Suppose, Gary Great and Sammy Solid were both second basemen with exactly 600 Plate Appearances (PA). They were both average base runners and average defenders and played in neutral parks. The only difference was that Gary was a much better hitter than Sammy. Gary had a .400 OBP, .540 slugging average and .398 Weighted OnBase Average (wOBA). Sammy had a .325 OBP, .450 slugging average and .335 wOBA.
The question is how many wins was Gary worth compared to Sammy?
We would normally have to do a lot of calculations involving base running, fielding and park effects in order to calculate Wins, but the question is simplified by assuming that the two players were similar in every way except batting. Based on PA and wOBA, Gary had 40 Batting Runs which means than he contributed an estimated 40 runs above what would be expected from an average player in the same number of plate appearances. Since 10 runs is worth approximately one win, he was 4 WAA.
Sammy had 10 Batting Runs or 1 WAA. So, there was a a gap of three wins between the two players. (Note that we should actually be adding a fraction of a win for playing second base, but they both get the same fraction so we'll ignore it for simplicity.)
What if we use zero as the baseline rather than average? An average player is worth 68 runs over 600 PA, so Gary was 40 + 68 = 108 runs above zero (also called Runs Created) or 10.8 WA0. Sammy had 78 Runs Created or 7.8 WA0. Again, the the two players were separated by three wins.
Finally, a replacement player is worth 20 runs per 600 PA below an average player, so Gary was 40 + 20 Runs Above Replacement or 6 WAR. Sammy was 30 Runs Above Replacement or 3 WAR. So, one more time there were three wins between the two batters.
Table 1 below clearly shows that there was a very big disparity in the number of wins a each player was credited in WAA, WA0 and WAR, but no difference in the number of wins separating the two players. This is because they had the same number of plate appearances.
Table 1: Two Players: Average in Every Way but Hitting
Measure

Gary
Great

Sammy
Solid

Difference

Plate Appereances

600

600

0

wOBA

.398

.335

.063

Runs Above Average

40

10

30

Wins Above Average

4

1

3

Runs Above Zero

108

78

30

Wins Above Zero

10.8

7.8

3

Runs Above Replacement

60

30

30

Wins Above Replacement

6

3

3

It's another story when players are far apart in their numbers of PA Suppose Gary had a .398 wOBA in 300 PA while Sammy still had a .335 wOBA in 600 PA. The results are summarized in Table 2 below.
In that case, Gary had 20 Batting Runs compared to 10 for Sammy.

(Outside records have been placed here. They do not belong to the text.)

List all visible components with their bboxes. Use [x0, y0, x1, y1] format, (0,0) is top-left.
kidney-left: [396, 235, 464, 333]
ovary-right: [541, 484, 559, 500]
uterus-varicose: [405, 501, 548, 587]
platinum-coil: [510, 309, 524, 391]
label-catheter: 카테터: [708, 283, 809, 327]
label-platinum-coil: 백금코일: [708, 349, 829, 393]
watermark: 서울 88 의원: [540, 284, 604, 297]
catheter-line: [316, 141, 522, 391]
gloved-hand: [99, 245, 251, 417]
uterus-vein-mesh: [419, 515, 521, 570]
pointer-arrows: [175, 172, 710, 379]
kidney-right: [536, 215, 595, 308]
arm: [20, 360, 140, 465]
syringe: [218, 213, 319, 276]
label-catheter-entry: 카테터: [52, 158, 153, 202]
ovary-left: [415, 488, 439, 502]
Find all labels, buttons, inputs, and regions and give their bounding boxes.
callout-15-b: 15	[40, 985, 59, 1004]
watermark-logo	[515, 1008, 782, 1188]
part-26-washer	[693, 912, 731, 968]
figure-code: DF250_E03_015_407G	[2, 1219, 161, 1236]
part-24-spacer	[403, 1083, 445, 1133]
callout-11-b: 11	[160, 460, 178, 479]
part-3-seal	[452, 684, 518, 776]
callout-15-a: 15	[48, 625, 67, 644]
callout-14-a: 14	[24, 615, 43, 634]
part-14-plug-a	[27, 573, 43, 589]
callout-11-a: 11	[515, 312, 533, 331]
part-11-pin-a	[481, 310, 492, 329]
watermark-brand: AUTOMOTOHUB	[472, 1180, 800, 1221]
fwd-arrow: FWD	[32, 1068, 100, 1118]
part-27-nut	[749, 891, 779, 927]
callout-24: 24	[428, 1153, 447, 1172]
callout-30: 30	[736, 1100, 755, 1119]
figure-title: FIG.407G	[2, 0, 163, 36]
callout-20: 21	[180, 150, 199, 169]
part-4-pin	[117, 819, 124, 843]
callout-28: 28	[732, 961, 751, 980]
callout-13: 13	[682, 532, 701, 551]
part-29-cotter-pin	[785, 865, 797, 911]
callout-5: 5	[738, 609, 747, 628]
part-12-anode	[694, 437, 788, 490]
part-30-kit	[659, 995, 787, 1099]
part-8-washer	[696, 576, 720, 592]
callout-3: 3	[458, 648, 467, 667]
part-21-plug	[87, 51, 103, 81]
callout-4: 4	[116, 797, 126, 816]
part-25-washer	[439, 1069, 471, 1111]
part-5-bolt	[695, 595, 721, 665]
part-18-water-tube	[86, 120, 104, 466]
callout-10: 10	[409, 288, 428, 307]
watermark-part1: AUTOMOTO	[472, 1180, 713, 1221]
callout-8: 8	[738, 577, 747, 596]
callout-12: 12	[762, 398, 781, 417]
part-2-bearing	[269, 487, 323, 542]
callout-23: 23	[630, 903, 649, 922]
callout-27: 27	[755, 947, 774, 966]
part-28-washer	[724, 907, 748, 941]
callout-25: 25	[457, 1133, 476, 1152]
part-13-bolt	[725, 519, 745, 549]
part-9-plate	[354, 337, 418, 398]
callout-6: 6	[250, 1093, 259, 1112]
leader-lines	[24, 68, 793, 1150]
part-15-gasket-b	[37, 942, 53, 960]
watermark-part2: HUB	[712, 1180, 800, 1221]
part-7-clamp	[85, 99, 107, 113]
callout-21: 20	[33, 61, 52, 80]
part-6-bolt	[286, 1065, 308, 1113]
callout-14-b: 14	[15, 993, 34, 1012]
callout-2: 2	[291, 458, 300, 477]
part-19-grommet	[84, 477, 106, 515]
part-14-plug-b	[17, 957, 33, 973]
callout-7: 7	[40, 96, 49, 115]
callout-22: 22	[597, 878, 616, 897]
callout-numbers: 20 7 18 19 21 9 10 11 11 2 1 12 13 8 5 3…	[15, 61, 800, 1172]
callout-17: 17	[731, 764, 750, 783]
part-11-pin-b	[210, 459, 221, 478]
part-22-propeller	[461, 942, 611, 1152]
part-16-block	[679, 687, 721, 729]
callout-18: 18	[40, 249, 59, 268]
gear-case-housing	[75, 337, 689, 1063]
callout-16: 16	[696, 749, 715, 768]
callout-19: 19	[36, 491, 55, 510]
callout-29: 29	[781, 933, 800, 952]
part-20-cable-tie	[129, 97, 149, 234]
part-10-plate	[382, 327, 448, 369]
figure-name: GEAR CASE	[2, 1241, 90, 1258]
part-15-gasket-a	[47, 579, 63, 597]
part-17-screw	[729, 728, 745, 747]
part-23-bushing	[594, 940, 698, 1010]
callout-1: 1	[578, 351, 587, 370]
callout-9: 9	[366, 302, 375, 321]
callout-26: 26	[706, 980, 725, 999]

That comes out to 2 WAA for Gary and 1 WAA for Sammy. So Gary was one win better by that measure.
Does this make sense? Is a great hitter who missed half the season worth more wins than an above average hitter in a full season?
Let's see what happens if we change the threshold. An average player is worth 34 runs in 300 PA, so Gary was 20 + 34 = 54 Runs Above Zero. Sammy was still 78 Runs Above Zero. In terms of wins, Gary was 5.4 WA0 and Sammy 7.8 WA0. In this case, Sammy was 2.4 Wins better than Gary.
Finally, if replacement is the baseline, Gary was 20 + 10 = 30 Runs Above Replacement or 3 WAR while Sammy was 10 + 20 = 30 Runs Above Replacement or 3 WAR. So, they were considered equal contributors to wins by this metric.
Table 2: Two Players: Average in Every Way but Hitting, Playing Time
Measure

Gary
Great

Sammy
Solid

Difference

Plate Appearances

300

600

300

wOBA

.398

.335

.063

Runs Above Average

20

10

10

Wins Above Average

2

1

1

Runs Above Zero

54

78

24

Wins Above Zero

5.4

7.8

2.4

Runs Above Replacement

30

30

0

Wins Above Replacement

3

3

0

The lesson learned is that the baseline you choose can make a large difference in your evaluation of players. In the first case, Gary was the better player. In the second instance, Sammy was the better player by a substantial margin. In the third situation, they were equals. You don't have to use replacement level if you don't want, but it's important to be aware how much the results vary among baselines.